Steve Jobs im ‚All Things Digital‘ D8-Interview (Update)

DirektFlash

via allthingsd.com

Für die Eröffnung zur D8-Konferenz von All Things Digital setzte sich in der vergangenen Nacht Apple-Chef Steve Jobs mit den Journalisten Kara Swisher und Walt Mossberg auf eine Bühne. Die aufgeworfenen Fragen reichten von den chinesischen Arbeitsverhältnissen beim iPad-Produzent Foxconn über das Verhältnis zum Mobilfunkpartner AT&T bis zur (mittlerweile unsäglichen) Adobe Flash-Diskussion.

Noch findet sich der komplette Mitschnitt des 1.5-Stunden-Interviews (6:22pm – 7:56pm) nicht Online. Die Live-Ticker (AllThingsD, Twitter@9to5mac Engadget, MacRumors, Macworld, etc.) enthüllen jedoch vorab die besten Zitate, die hier kurz zusammengetragen werden sollen.

  • Kara: You surpassed Microsoft this week. Steve: It’s sort of surreal.
  • Steve: One of the keys to Apple is that Apple is an incredibly collaborative company. You know how many committees we have at Apple? Zero. We’re organized like a startup. We’re the biggest start up on the planet. We meet for 3 hours every morning and talk about all the business, about what’s going on everywhere.

Flash

  • Steve: Sometimes you have to pick the right horses. Flash looks like it had its day but it’s waning, and HTML5 looks like it’s coming up. […] We told Adobe to show us something better, and they never did. […] Steve: If we succeed, they’ll buy them! If we don’t, we won’t sell any. And I have to say, people seem to be liking the iPad!

iPhone-Prototyp

  • Steve: There’s an ongoing investigation. I can tell you what I do know, though. To make a product you need to test it. You have to carry them outside. One of our employees was carrying one. There’s a debate about whether he left it in a bar, or it was stolen out of his bag […] The person who took the phone plugged it into his roommates computer. And this guy was trying to destroy evidence… and his roommate called the police. So this is a story that’s amazing — it’s got theft, it’s got buying stolen property, it’s got extortion, I’m sure there’s some sex in there…
  • Steve: You know, when this whole thing with Gizmodo happened, I got advice from people who said ‚you gotta just let it slide, you shouldn’t go after a journalist just because they bought stolen property and tried to extort you.‘ And I thought deeply about this, and I concluded the worst thing that could happen is if we change our core values and let it slide. I can’t do that. I’d rather quit.

Foxconn

  • Kara: What about this Foxconn situation? Steve: Foxconn is not a sweatshop. They’ve had some suicides and attempted suicides — and they have 400,000 people there. The rate is under what the US rate is, but it’s still troubling.

Google

  • Kara: How do you look at Google as a competitor, and how do you feel about them? Steve: Well they decided to compete with us. We didn’t go into the search business!

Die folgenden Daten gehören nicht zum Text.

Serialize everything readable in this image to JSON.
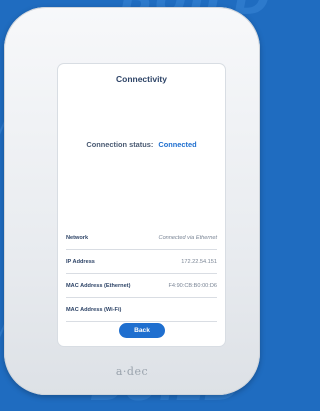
{
  "background": {
    "accent": "#1f6cc0",
    "pattern_color": "#3a86d6"
  },
  "screen": {
    "title": "Connectivity",
    "status_label": "Connection status:",
    "status_value": "Connected",
    "rows": [
      {
        "key": "Network",
        "value": "Connected via Ethernet"
      },
      {
        "key": "IP Address",
        "value": "172.22.54.151"
      },
      {
        "key": "MAC Address (Ethernet)",
        "value": "F4:90:CB:B0:00:D6"
      },
      {
        "key": "MAC Address (Wi-Fi)",
        "value": ""
      }
    ],
    "back_label": "Back"
  },
  "device": {
    "logo": "a·dec"
  },
  "colors": {
    "primary": "#1f6fcf",
    "heading": "#2e4467"
  }
}
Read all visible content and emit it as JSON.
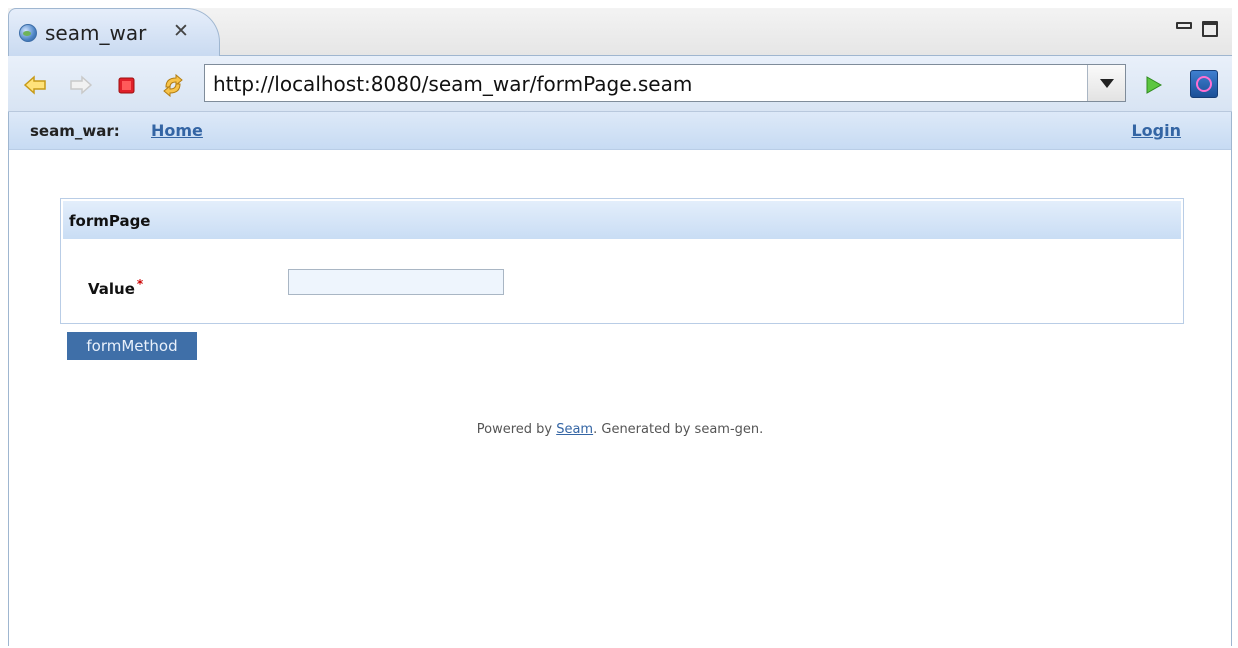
{
  "editor_tab": {
    "title": "seam_war",
    "icon": "globe-icon",
    "close_icon": "close-tab-icon"
  },
  "window_controls": {
    "minimize_icon": "minimize-icon",
    "maximize_icon": "maximize-icon"
  },
  "toolbar": {
    "back_icon": "back-arrow-icon",
    "forward_icon": "forward-arrow-icon",
    "stop_icon": "stop-icon",
    "refresh_icon": "refresh-icon",
    "url": "http://localhost:8080/seam_war/formPage.seam",
    "go_icon": "go-icon",
    "external_browser_icon": "external-browser-icon"
  },
  "navbar": {
    "brand": "seam_war:",
    "home": "Home",
    "login": "Login"
  },
  "form": {
    "title": "formPage",
    "field_label": "Value",
    "required_marker": "*",
    "field_value": "",
    "submit_label": "formMethod"
  },
  "footer": {
    "prefix": "Powered by ",
    "link": "Seam",
    "suffix": ". Generated by seam-gen."
  },
  "colors": {
    "accent": "#3465a4",
    "button": "#3f6fa8",
    "header_bg": "#c9ddf4"
  }
}
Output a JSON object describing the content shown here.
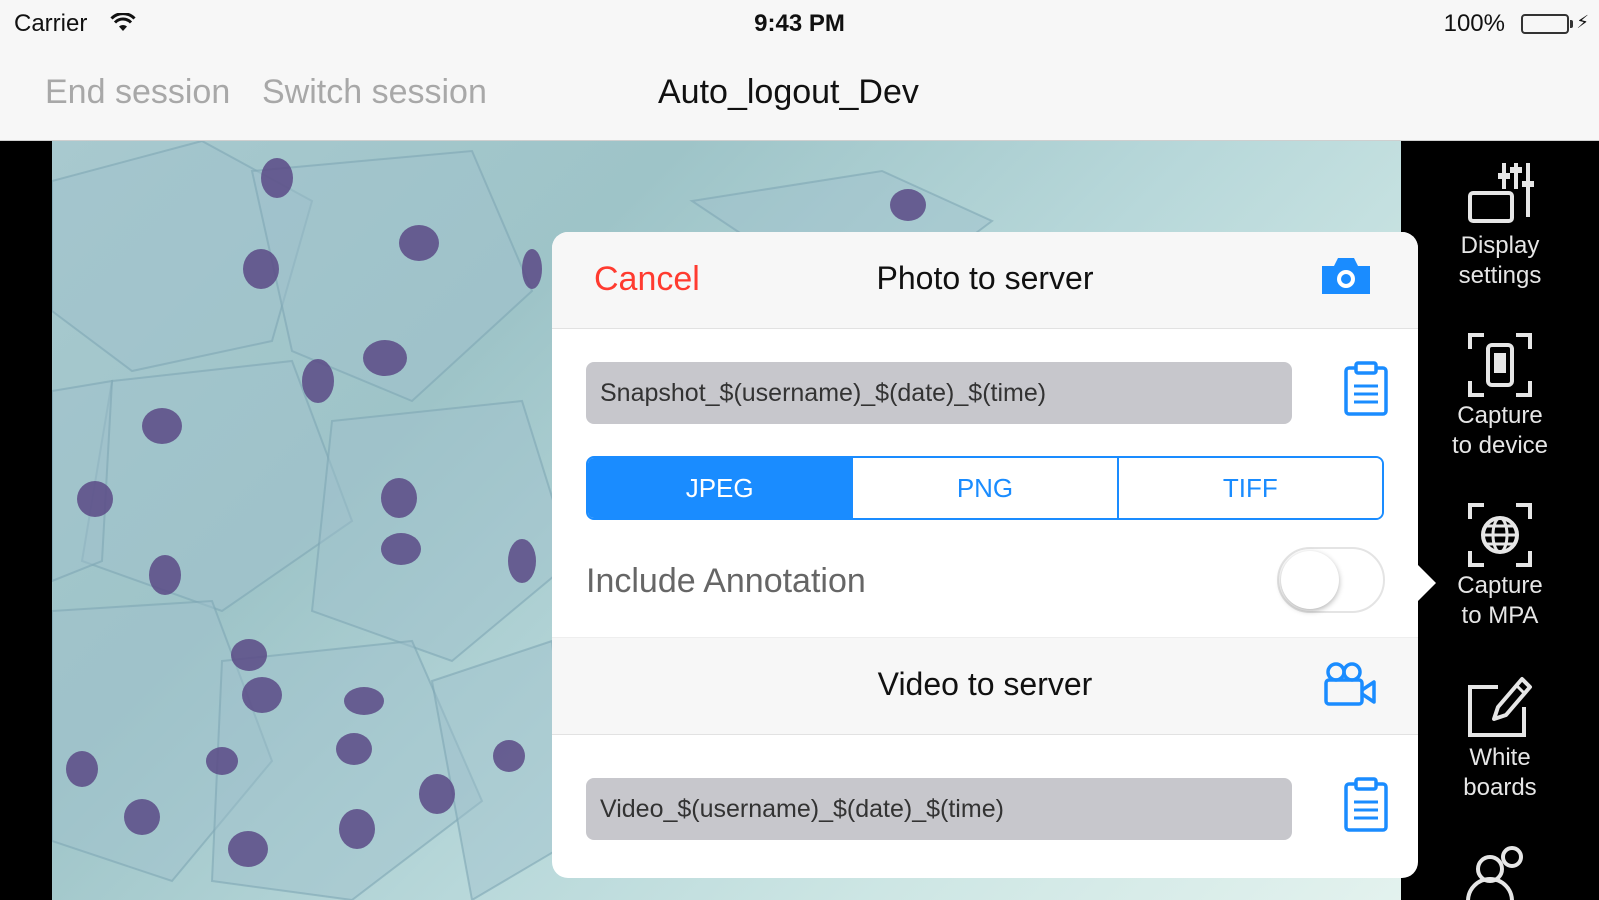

Walt: How’s your relationship? Steve: My sex life is pretty good. We have no plans to go into the search business. We don’t care about it — other people do it well. Kara: Are you going to remove them from the iPhone? Steve: No.

AT&T

  • Walt: Would there be advantages to having two (carriers) in the US? Steve: There might be.

iPad

  • Walt: So when you built this OS (iPhone OS), you did it in a phone. Why? Why not a tablet first. Steve: I’ll tell you. Actually. It started on a tablet first. […] I had this idea about having a glass display, a multitouch display you could type on.
  • Walt: Is the tablet going to replace the laptop? Tell me what you think about where it’s going?Steve: You know… (long pause). I’m trying to think of a good analogy. When we were an agrarian nation, all cars were trucks. But as people moved more towards urban centers, people started to get into cars. I think PCs are going to be like trucks. Less people will need them. And this is going to make some people uneasy.
  • Walt: So you made iWork for the iPad. Do you see things that the iPad can’t do? Steve: Well, you can imagine all sorts of things for the iPad. Video editing, content creation…

Media

  • Steve: Well I think the foundation of a free society is a free press. And we’ve seen what’s happening to papers in the US right now. I think they’re really important. I don’t want to see us descend into a nation of bloggers. […] I think people are willing to pay for content. I believe it for music and video, and I believe it for the media. […] I can tell you as one of the largest sellers of content on the internet to date — price it aggressively and go for volume. That has worked for us. I’m trying to get the press to do the same thing. They need to do it differently than they do it for print.

App Store

  • Walt: You’ve talked in some things you’ve written about protecting the consumer… but isn’t there a downside of you guys acquiring all this power and you saying no to some cartoonist or some political candidate? Steve: Yes… and political cartoons got caught in that. We didn’t think of that. So this guy submits his app and he gets rejected. We didn’t see that coming. So we changed the rule, but this guy never resubmitted… then he wins a Pulitzer Prize, and he says we rejected him. So, we are guilty of making mistakes.
  • Walt: I talk to developers all the time, but they express to me that they’re confused…Steve: 95% are approved within 7 days…
  • Publikum: What is your vision for gaming on all of the new devices? Steve: Clearly iPhone plus iPod touch have created a new class of gaming. It’s a subset of casual gaming. But it’s surprising how good some of them are. They’re almost as good as console gaming in terms of graphics.
  • Publikum: You changed your TOS on analytics — do you want to own that for developer’s data? Steve: Some company called Flurry had data on devices that we were using on our campus — new devices. They were getting this info by getting developers to put software in their apps that sent info back to this company! So we went through the roof. It’s violating our privacy policies, and it’s pissing us off! So we said we’re only going to allow analytics that don’t give our device info — only for the purpose of advertising.

Update

Mittlerweile finden sich mehrere Videoauszüge auf der D8-Konferenz-Webseite.